The included metadata shows the local training loss dropping from about `10.54` at step 0 to around `4.63` at step 500, with later probe rows in `metadata/traj.csv`.

## 9. Common Mistakes

- Mixing tokenizer files. A model trained with `polish_bpe_32k.json` must be sampled with that tokenizer.
- Saving only weights but losing `model_args`. The loader needs architecture parameters.
- Tokenizing train and validation together. Split first, tokenize second.
- Using `int32` shards with the Slayer trainer. Its loader is built around raw `uint16` token ids.
- Treating full optimizer checkpoints as deployable model artifacts. For inference, export a model-only checkpoint when possible.
- Teaching from the H100 script first. Start with the local checkpoint and tokenizer, then show the larger training script as the scaled version.
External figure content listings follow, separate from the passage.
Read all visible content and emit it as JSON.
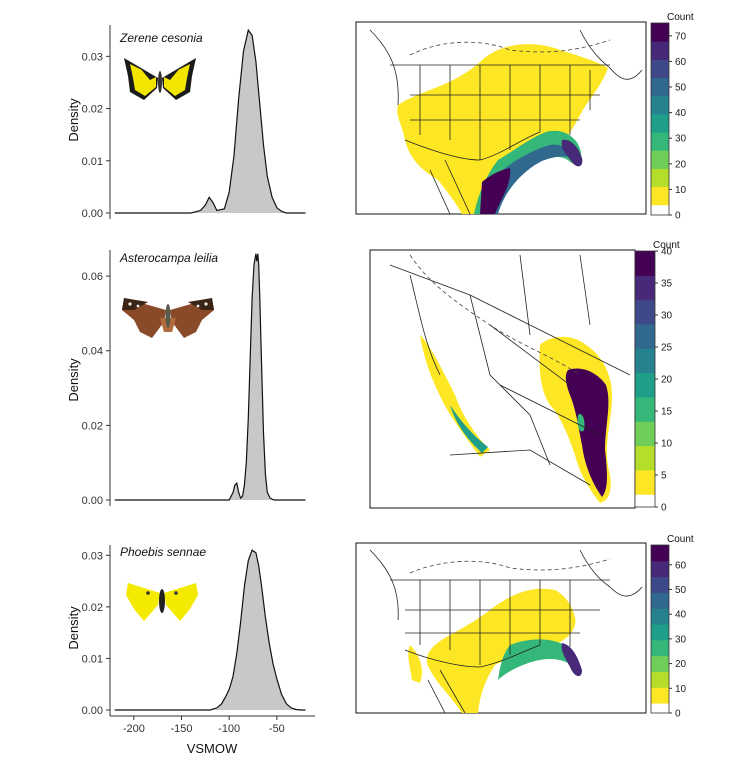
{
  "colors": {
    "density_fill": "#c8c8c8",
    "density_line": "#111111",
    "viridis": [
      "#fde725",
      "#b5de2b",
      "#6ece58",
      "#35b779",
      "#1f9e89",
      "#26828e",
      "#31688e",
      "#3e4989",
      "#482878",
      "#440154"
    ]
  },
  "chart_data": [
    {
      "type": "area",
      "species": "Zerene cesonia",
      "icon": "yellow-black-butterfly-icon",
      "xlabel": "",
      "ylabel": "Density",
      "xlim": [
        -225,
        -10
      ],
      "ylim": [
        0,
        0.036
      ],
      "yticks": [
        "0.00",
        "0.01",
        "0.02",
        "0.03"
      ],
      "yticks_values": [
        0,
        0.01,
        0.02,
        0.03
      ],
      "xticks": [],
      "x": [
        -220,
        -140,
        -130,
        -125,
        -121,
        -117,
        -113,
        -105,
        -100,
        -95,
        -90,
        -85,
        -80,
        -76,
        -72,
        -68,
        -64,
        -60,
        -55,
        -50,
        -45,
        -40,
        -20
      ],
      "y": [
        0,
        0,
        0.0005,
        0.0015,
        0.003,
        0.002,
        0.0005,
        0.0008,
        0.004,
        0.011,
        0.022,
        0.031,
        0.035,
        0.034,
        0.029,
        0.021,
        0.013,
        0.007,
        0.003,
        0.001,
        0.0003,
        0,
        0
      ]
    },
    {
      "type": "area",
      "species": "Asterocampa leilia",
      "icon": "brown-butterfly-icon",
      "xlabel": "",
      "ylabel": "Density",
      "xlim": [
        -225,
        -10
      ],
      "ylim": [
        0,
        0.067
      ],
      "yticks": [
        "0.00",
        "0.02",
        "0.04",
        "0.06"
      ],
      "yticks_values": [
        0,
        0.02,
        0.04,
        0.06
      ],
      "xticks": [],
      "x": [
        -220,
        -100,
        -96,
        -94,
        -92,
        -90,
        -88,
        -86,
        -84,
        -82,
        -80,
        -78,
        -76,
        -74,
        -72,
        -71,
        -70,
        -69,
        -68,
        -66,
        -64,
        -62,
        -60,
        -57,
        -53,
        -20
      ],
      "y": [
        0,
        0,
        0.002,
        0.004,
        0.0045,
        0.002,
        0.0005,
        0.001,
        0.004,
        0.01,
        0.022,
        0.038,
        0.054,
        0.063,
        0.066,
        0.064,
        0.066,
        0.063,
        0.055,
        0.036,
        0.018,
        0.007,
        0.002,
        0.0005,
        0,
        0
      ]
    },
    {
      "type": "area",
      "species": "Phoebis sennae",
      "icon": "yellow-butterfly-icon",
      "xlabel": "VSMOW",
      "ylabel": "Density",
      "xlim": [
        -225,
        -10
      ],
      "ylim": [
        0,
        0.032
      ],
      "yticks": [
        "0.00",
        "0.01",
        "0.02",
        "0.03"
      ],
      "yticks_values": [
        0,
        0.01,
        0.02,
        0.03
      ],
      "xticks": [
        "-200",
        "-150",
        "-100",
        "-50"
      ],
      "xticks_values": [
        -200,
        -150,
        -100,
        -50
      ],
      "x": [
        -220,
        -120,
        -113,
        -108,
        -104,
        -100,
        -96,
        -92,
        -88,
        -84,
        -80,
        -76,
        -72,
        -69,
        -66,
        -62,
        -58,
        -54,
        -50,
        -45,
        -40,
        -35,
        -30,
        -25,
        -20
      ],
      "y": [
        0,
        0,
        0.0004,
        0.0012,
        0.0025,
        0.004,
        0.0065,
        0.011,
        0.017,
        0.024,
        0.029,
        0.031,
        0.0305,
        0.028,
        0.024,
        0.018,
        0.013,
        0.009,
        0.006,
        0.003,
        0.0012,
        0.0004,
        0.0001,
        0,
        0
      ]
    },
    {
      "type": "heatmap",
      "icon": "north-america-range-map",
      "colorbar_title": "Count",
      "colorbar_ticks": [
        "0",
        "10",
        "20",
        "30",
        "40",
        "50",
        "60",
        "70"
      ],
      "colorbar_ticks_values": [
        0,
        10,
        20,
        30,
        40,
        50,
        60,
        70
      ],
      "colorbar_range": [
        0,
        75
      ]
    },
    {
      "type": "heatmap",
      "icon": "mexico-range-map",
      "colorbar_title": "Count",
      "colorbar_ticks": [
        "0",
        "5",
        "10",
        "15",
        "20",
        "25",
        "30",
        "35",
        "40"
      ],
      "colorbar_ticks_values": [
        0,
        5,
        10,
        15,
        20,
        25,
        30,
        35,
        40
      ],
      "colorbar_range": [
        0,
        40
      ]
    },
    {
      "type": "heatmap",
      "icon": "north-america-range-map",
      "colorbar_title": "Count",
      "colorbar_ticks": [
        "0",
        "10",
        "20",
        "30",
        "40",
        "50",
        "60"
      ],
      "colorbar_ticks_values": [
        0,
        10,
        20,
        30,
        40,
        50,
        60
      ],
      "colorbar_range": [
        0,
        68
      ]
    }
  ]
}
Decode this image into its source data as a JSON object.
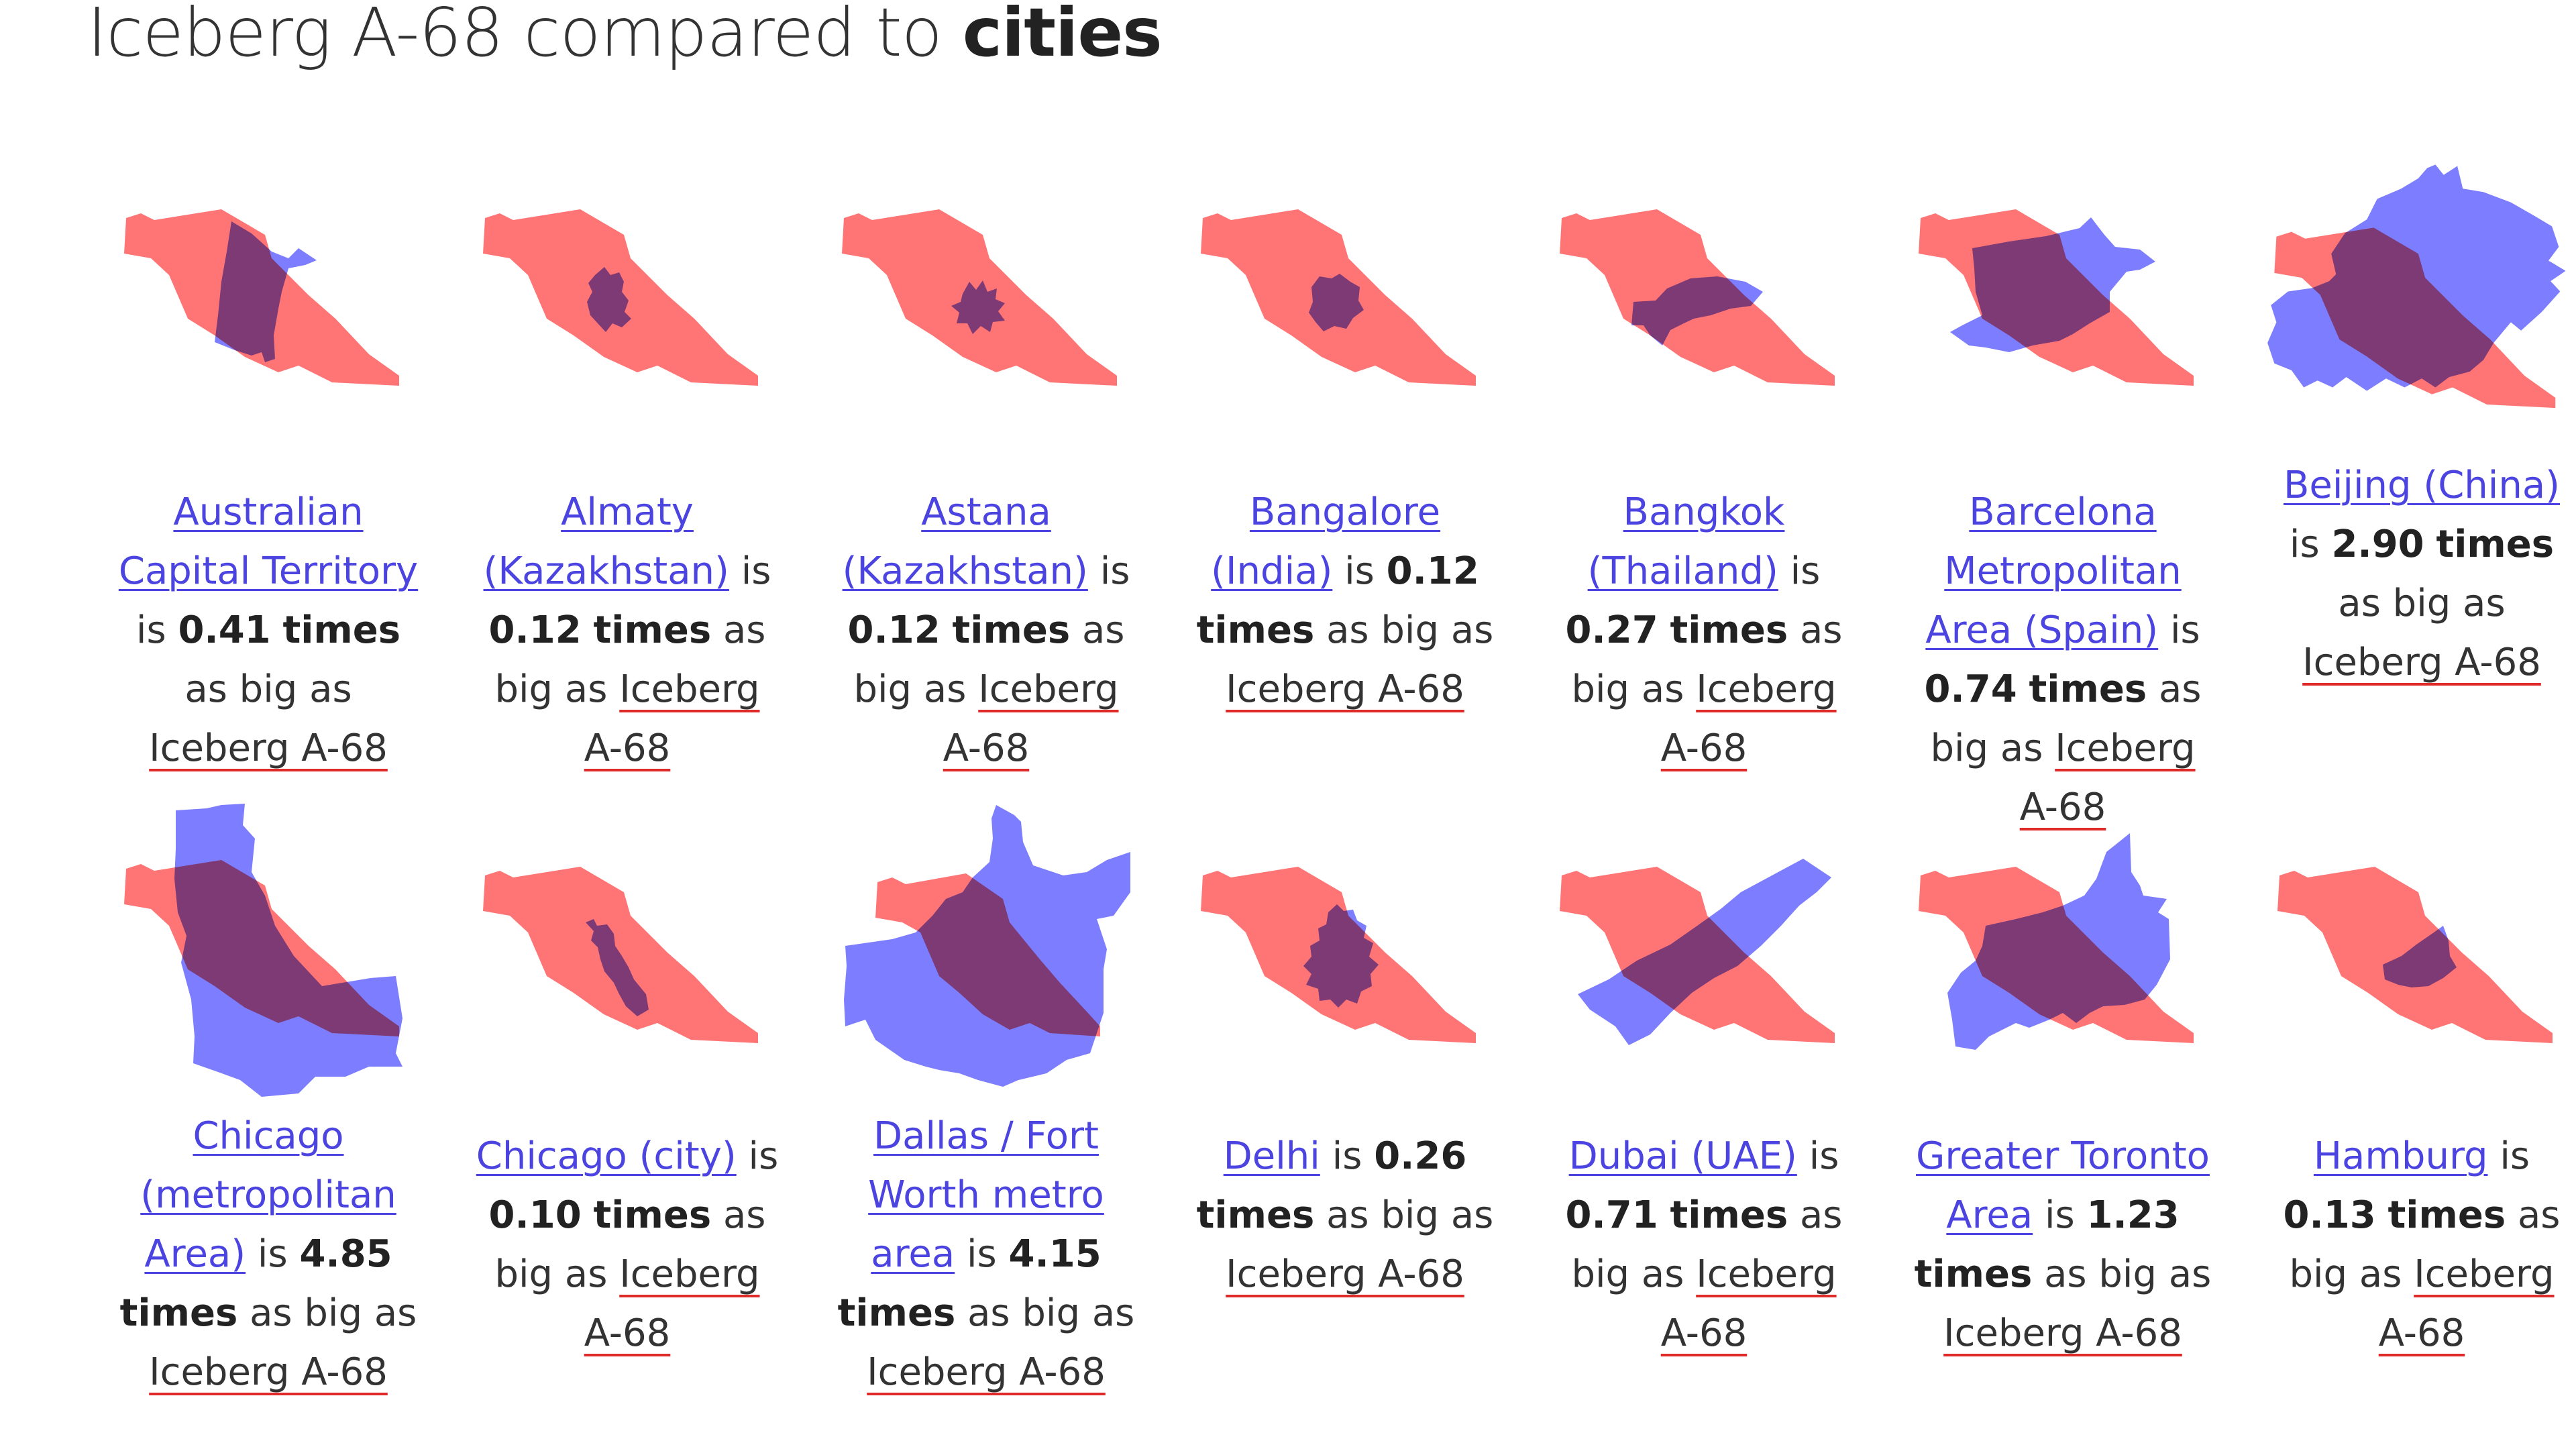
{
  "title": {
    "prefix": "Iceberg A-68 compared to ",
    "emphasis": "cities"
  },
  "colors": {
    "iceberg": "#ff7575",
    "city": "#6b6bff",
    "overlap": "#7b2ab8",
    "link": "#4b44e0",
    "reference_underline": "#e02a2a"
  },
  "phrases": {
    "is": "is",
    "times": "times",
    "as_big_as": "as big as",
    "reference": "Iceberg A-68"
  },
  "cities": [
    {
      "name": "Australian Capital Territory",
      "factor": "0.41"
    },
    {
      "name": "Almaty (Kazakhstan)",
      "factor": "0.12"
    },
    {
      "name": "Astana (Kazakhstan)",
      "factor": "0.12"
    },
    {
      "name": "Bangalore (India)",
      "factor": "0.12"
    },
    {
      "name": "Bangkok (Thailand)",
      "factor": "0.27"
    },
    {
      "name": "Barcelona Metropolitan Area (Spain)",
      "factor": "0.74"
    },
    {
      "name": "Beijing (China)",
      "factor": "2.90"
    },
    {
      "name": "Chicago (metropolitan Area)",
      "factor": "4.85"
    },
    {
      "name": "Chicago (city)",
      "factor": "0.10"
    },
    {
      "name": "Dallas / Fort Worth metro area",
      "factor": "4.15"
    },
    {
      "name": "Delhi",
      "factor": "0.26"
    },
    {
      "name": "Dubai (UAE)",
      "factor": "0.71"
    },
    {
      "name": "Greater Toronto Area",
      "factor": "1.23"
    },
    {
      "name": "Hamburg",
      "factor": "0.13"
    }
  ]
}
## 10. Suggested Lesson Flow

1. Show `scripts/sample_mac.py` generating from the saved model.
2. Open `metadata/artifact_manifest.json` and explain the model/tokenizer pairing.
3. Train a toy tokenizer on a small Polish corpus with `examples/prepare_corpus.py`.
4. Inspect tokenization of Polish words, punctuation, and diacritics.
5. Explain next-token prediction and the checkpoint format.
6. Show how `training/train_gpt.py` scales the same idea to H100 training.
7. End with failure modes: wrong tokenizer, data leakage, repeated text, and no validation split.